Edelman, Benjamin. “Typosquatting: Unintended Adventures in Browsing.” Cybercrime Gets Personal, McAfee Security Journal (fall 2008): 34-37.
Typosquatting is the practice of registering domain names, identical to or confusingly similar to trademarks and famous names, in hopes that users will accidentally request these sites–whereupon they will receive, typically, advertisements. This piece presents the basic typosquatting business model, based on my analysis of more than 80,000 typosquatting domain names. I analyze the advertising intermediaries that make typosquatting profitable, and I assess the legislation and litigation that are beginning to put a check on this practice.
Domain Name Typosquatter Still Generating Millions. CircleID. (February 2003)
Large-Scale Registration of Domains with Typographical Errors. (January 2003)

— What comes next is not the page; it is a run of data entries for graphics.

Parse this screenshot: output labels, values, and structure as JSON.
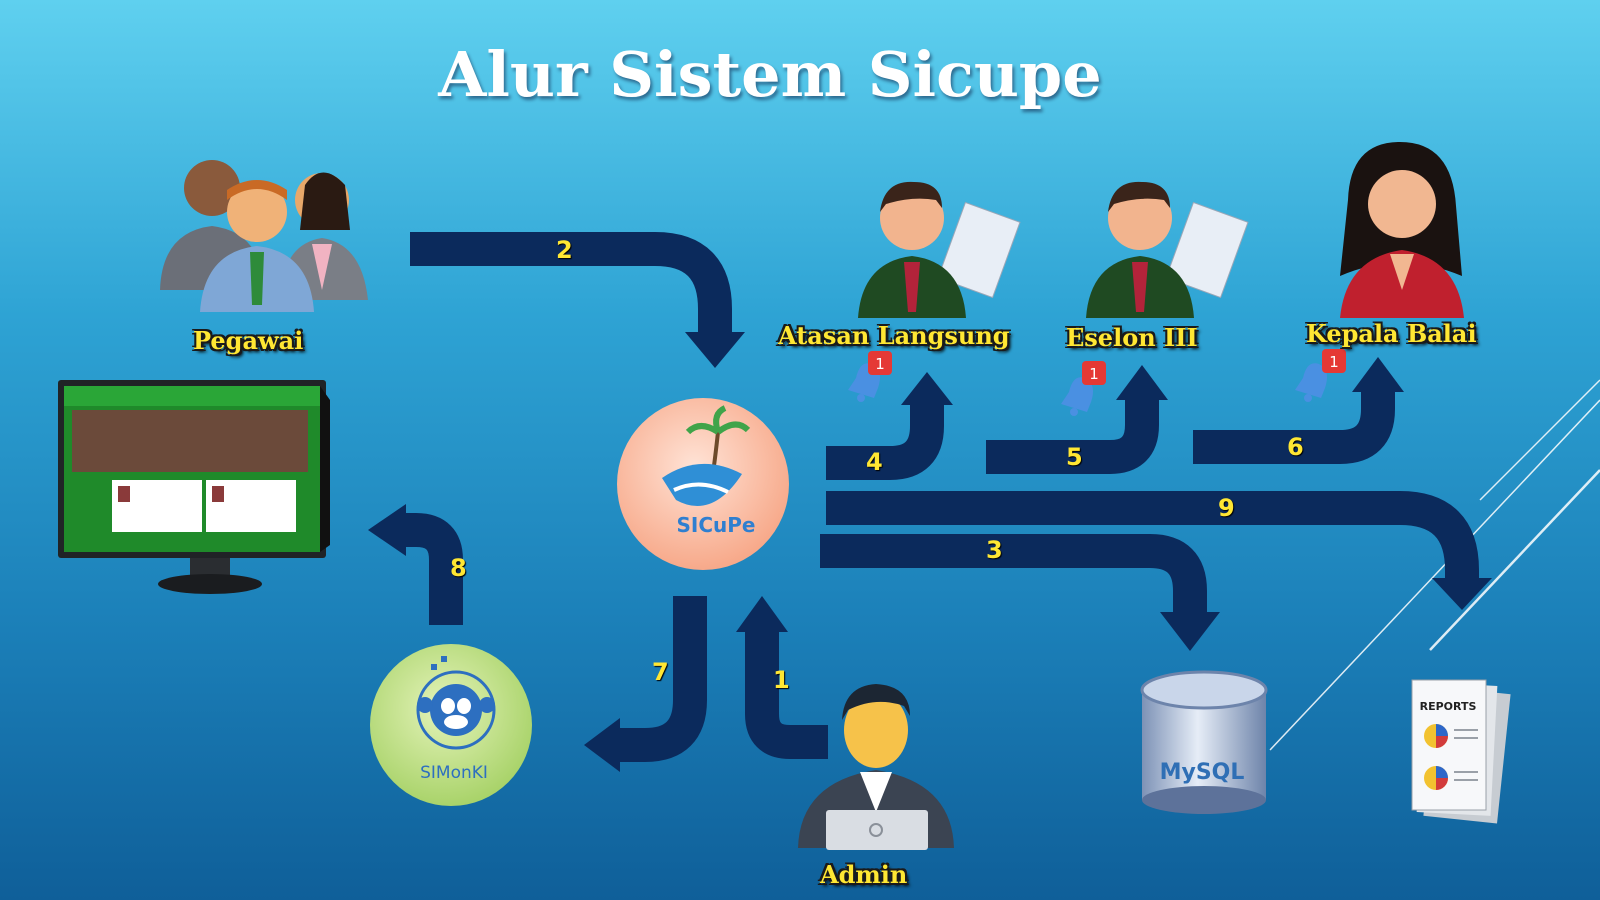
{
  "title": "Alur Sistem Sicupe",
  "actors": {
    "pegawai": "Pegawai",
    "atasan": "Atasan Langsung",
    "eselon": "Eselon III",
    "kepala": "Kepala Balai",
    "admin": "Admin"
  },
  "systems": {
    "sicupe": "SICuPe",
    "simonki": "SIMonKI",
    "mysql": "MySQL",
    "reports": "REPORTS"
  },
  "notification_count": "1",
  "steps": [
    "1",
    "2",
    "3",
    "4",
    "5",
    "6",
    "7",
    "8",
    "9"
  ],
  "colors": {
    "arrow": "#0b2a5c",
    "label_text": "#ffe733",
    "sicupe_circle": "#fbb9a0",
    "simonki_circle": "#c5e28a",
    "badge": "#e53935"
  }
}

The author reports more than eight thousand domains that consist of minor variations on the addresses of well-known web sites, reflecting typographical errors often made by Internet users manually typing these addresses into their web browsers. Although the majority of these domain names are variations of sites frequently used by children, and although their domain names do not suggest the presence of sexually-explicit content, more than 90% offer extensive sexually-explicit content. In addition, these domains are presented in a way that temporarily disables a browser’s Back and Exit commands, preventing users from exiting easily. Most or all of the domains are registered to an individual previously enjoined by the FTC from operating domains that are typographic variations on famous names, and these domains remain operational subsequent to an injunction ordering their suspension.
In recent years, many Internet users have become aware that when domain names expire (after their original registrants forget, fail, or otherwise decline to renew them), the domain names may be reregistered by others. This feature of the management of the domain name system might be thought to be desirable since it allows and facilitates a turnover of names from those uninterested in using them to those who in fact do seek to put them to active use. But recent experience shows that this structure also allows domains to be renewed by firms who do not seem to seek to use the domains to offer original content but rather seem to hope to profit from the prior promotional works of others.
In particular, such firms often offer pornographic or sexually-explicit images, advertising, or links or redirects to other commercial sites. The apparent expectation of such firms is that at least some users will request the web pages previously (before domain expiration) hosting other content; any such users will instead be shown this new content, likely creating profits for the firms that reregistered the expired domain names.
In this article, I document several thousand domains reregistered by one particular firm — many domain names that all redirect users to one particular web page displaying sexually explicit images. While this research is by no means exhaustive — other firms are likely conducting similar registration practices, and still others make numerous registrations and reregistrations that no doubt differ in various ways — a review of these specific registrations as well as their general characteristics may be helpful in understanding the behavior at issue.